Review: The Girl With the Dragon Tattoo 

A riveting thriller from the frozen tundra of Sweden.

There’s an expectation among some American moviegoers that foreign films, particularly those with subtitles, are boring, inaccessible works that sacrifice action in order to search for elusive higher meaning. The Girl With the Dragon Tattoo is the movie that disproves any such notion.

The Swedish film screens at Muse Arts Warehouse on Sunday, kicking off the new season of “Movies Savannah Missed” presented by the Psychotronic Film Society.

An adaptation of a book that sold 8 million copies worldwide, Dragon Tattoo was released in the US last year after an acclaimed run across the pond, and although it really only gained traction among indie cinephiles in the States, it is a dark, intelligent thriller of the highest order – the kind of edge–of–your–seat whodunit that usually fares well at the domestic box office – which might be why it’s slated for a Hollywood remake starring Daniel Craig.
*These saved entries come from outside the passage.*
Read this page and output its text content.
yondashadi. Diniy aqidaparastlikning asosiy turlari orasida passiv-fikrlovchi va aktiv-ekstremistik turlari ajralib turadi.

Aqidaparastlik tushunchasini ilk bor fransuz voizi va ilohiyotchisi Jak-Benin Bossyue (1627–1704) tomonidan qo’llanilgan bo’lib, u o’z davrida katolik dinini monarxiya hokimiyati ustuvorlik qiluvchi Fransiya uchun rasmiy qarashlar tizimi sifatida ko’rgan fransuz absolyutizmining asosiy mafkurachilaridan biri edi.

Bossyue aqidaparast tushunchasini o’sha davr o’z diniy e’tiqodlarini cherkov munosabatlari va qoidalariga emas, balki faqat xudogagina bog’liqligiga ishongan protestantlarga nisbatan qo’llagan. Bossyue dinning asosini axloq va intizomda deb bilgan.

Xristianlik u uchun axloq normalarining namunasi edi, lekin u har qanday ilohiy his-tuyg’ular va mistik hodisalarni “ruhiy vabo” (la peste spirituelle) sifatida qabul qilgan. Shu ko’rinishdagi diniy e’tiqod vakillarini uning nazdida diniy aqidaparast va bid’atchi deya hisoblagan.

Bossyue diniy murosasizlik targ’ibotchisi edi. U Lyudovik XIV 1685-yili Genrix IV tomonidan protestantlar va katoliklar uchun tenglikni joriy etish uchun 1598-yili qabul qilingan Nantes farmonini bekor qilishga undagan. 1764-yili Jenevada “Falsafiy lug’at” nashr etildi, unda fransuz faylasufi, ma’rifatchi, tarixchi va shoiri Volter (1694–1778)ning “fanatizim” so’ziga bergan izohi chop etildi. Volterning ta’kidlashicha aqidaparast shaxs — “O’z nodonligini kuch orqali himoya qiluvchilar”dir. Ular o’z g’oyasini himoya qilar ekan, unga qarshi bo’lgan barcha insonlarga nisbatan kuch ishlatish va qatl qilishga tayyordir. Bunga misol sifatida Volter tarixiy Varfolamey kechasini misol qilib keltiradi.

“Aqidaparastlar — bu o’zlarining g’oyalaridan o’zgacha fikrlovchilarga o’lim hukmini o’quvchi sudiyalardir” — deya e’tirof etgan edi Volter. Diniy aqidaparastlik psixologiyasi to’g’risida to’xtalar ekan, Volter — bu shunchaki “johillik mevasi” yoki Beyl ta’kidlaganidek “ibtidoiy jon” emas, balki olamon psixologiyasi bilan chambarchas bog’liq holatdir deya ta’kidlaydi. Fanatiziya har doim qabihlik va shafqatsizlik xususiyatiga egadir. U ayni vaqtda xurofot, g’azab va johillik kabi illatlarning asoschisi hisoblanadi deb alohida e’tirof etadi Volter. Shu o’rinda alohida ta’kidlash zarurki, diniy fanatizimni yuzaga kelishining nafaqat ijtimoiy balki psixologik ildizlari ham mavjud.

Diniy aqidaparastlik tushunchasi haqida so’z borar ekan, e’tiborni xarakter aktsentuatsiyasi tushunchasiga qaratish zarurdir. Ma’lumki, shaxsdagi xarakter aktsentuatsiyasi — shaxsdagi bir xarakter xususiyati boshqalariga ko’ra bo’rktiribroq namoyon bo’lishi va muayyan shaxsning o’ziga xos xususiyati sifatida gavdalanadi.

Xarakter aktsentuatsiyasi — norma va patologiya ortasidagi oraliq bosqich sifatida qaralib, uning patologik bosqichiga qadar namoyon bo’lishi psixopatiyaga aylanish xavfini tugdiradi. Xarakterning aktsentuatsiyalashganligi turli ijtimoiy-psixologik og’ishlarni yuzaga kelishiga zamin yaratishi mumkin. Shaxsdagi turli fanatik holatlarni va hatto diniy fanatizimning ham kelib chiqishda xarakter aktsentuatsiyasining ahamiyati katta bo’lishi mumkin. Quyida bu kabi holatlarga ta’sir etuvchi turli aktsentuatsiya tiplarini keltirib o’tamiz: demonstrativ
Director Niels Arden Oplev deftly weaves together several complex storylines and within the first few minutes viewers are introduced to Henrik Vanger, a mourning, isolated billionaire, Mikael Blomkvist, a disgraced investigative journalist, and Lisbeth Salander, a punk rock hacker with a heart of gold and a troubled past. The three characters intersect and then orbit around the mysterious disappearance of Vanger’s niece 40 years earlier.

Blomkvist is hired by Vanger, who lives in a remote island compound/estate with remaining members of his family, who dislike one another but are bound by the massive corporate conglomerate baring their family name. Henrik has obsessed over the disappearance of his niece every day for decades, but the trail has gone cold.

Judging by the storyline, one way to wile away the long, cold Swedish winter is exploring the darkest corners of the human psyche. The original title of the book and film in Swedish translates to Men Who Hate Women, and serial misogyny turned unrelenting psychopathic tendencies is a central tenant of a majority of the male characters (with the exception of the protagonist Blomkvist) from ancient Nazis to sexually abusive probation officers. These lead to a brutal torture scene or two, which are definitely inappropriate for younger theatergoers.

Actress Noomi Rapace, who plays Lisbeth Salander, absolutely steals the screen, and her character – who bares the brunt of some of the aforementioned torture – is a study in the complex and cynical physical and psychological walls a person can construct around themselves. As the film progresses, we also watch them begin to crack, particularly as she becomes romantically involved with Blomkvist (actually one of the few weak spots in the storyline of the film – but not by any fault of her acting).

Her performance as Lisbeth, a character Rapace completely inhabits, is triangulated by Milla Jovovich in The Fifth Element and Hilary Swank in Million Dollar Baby – loaded with non–verbal expressiveness and a troubled, empathetic approachability.

For fans of movies like Seven,and other dark, writhing thrillers, the original version of The Girl With the Dragon Tattoo is a must see. It’s sharp, and the Hollywood remake will almost certainly dull that edge.

Movies Savannah Missed: The Girl With The Dragon Tattoo

When: At 2, 5 and 8 p.m. Sunday, Nov. 21

Where: Muse Arts Warehouse, 703 D Louisville Rd.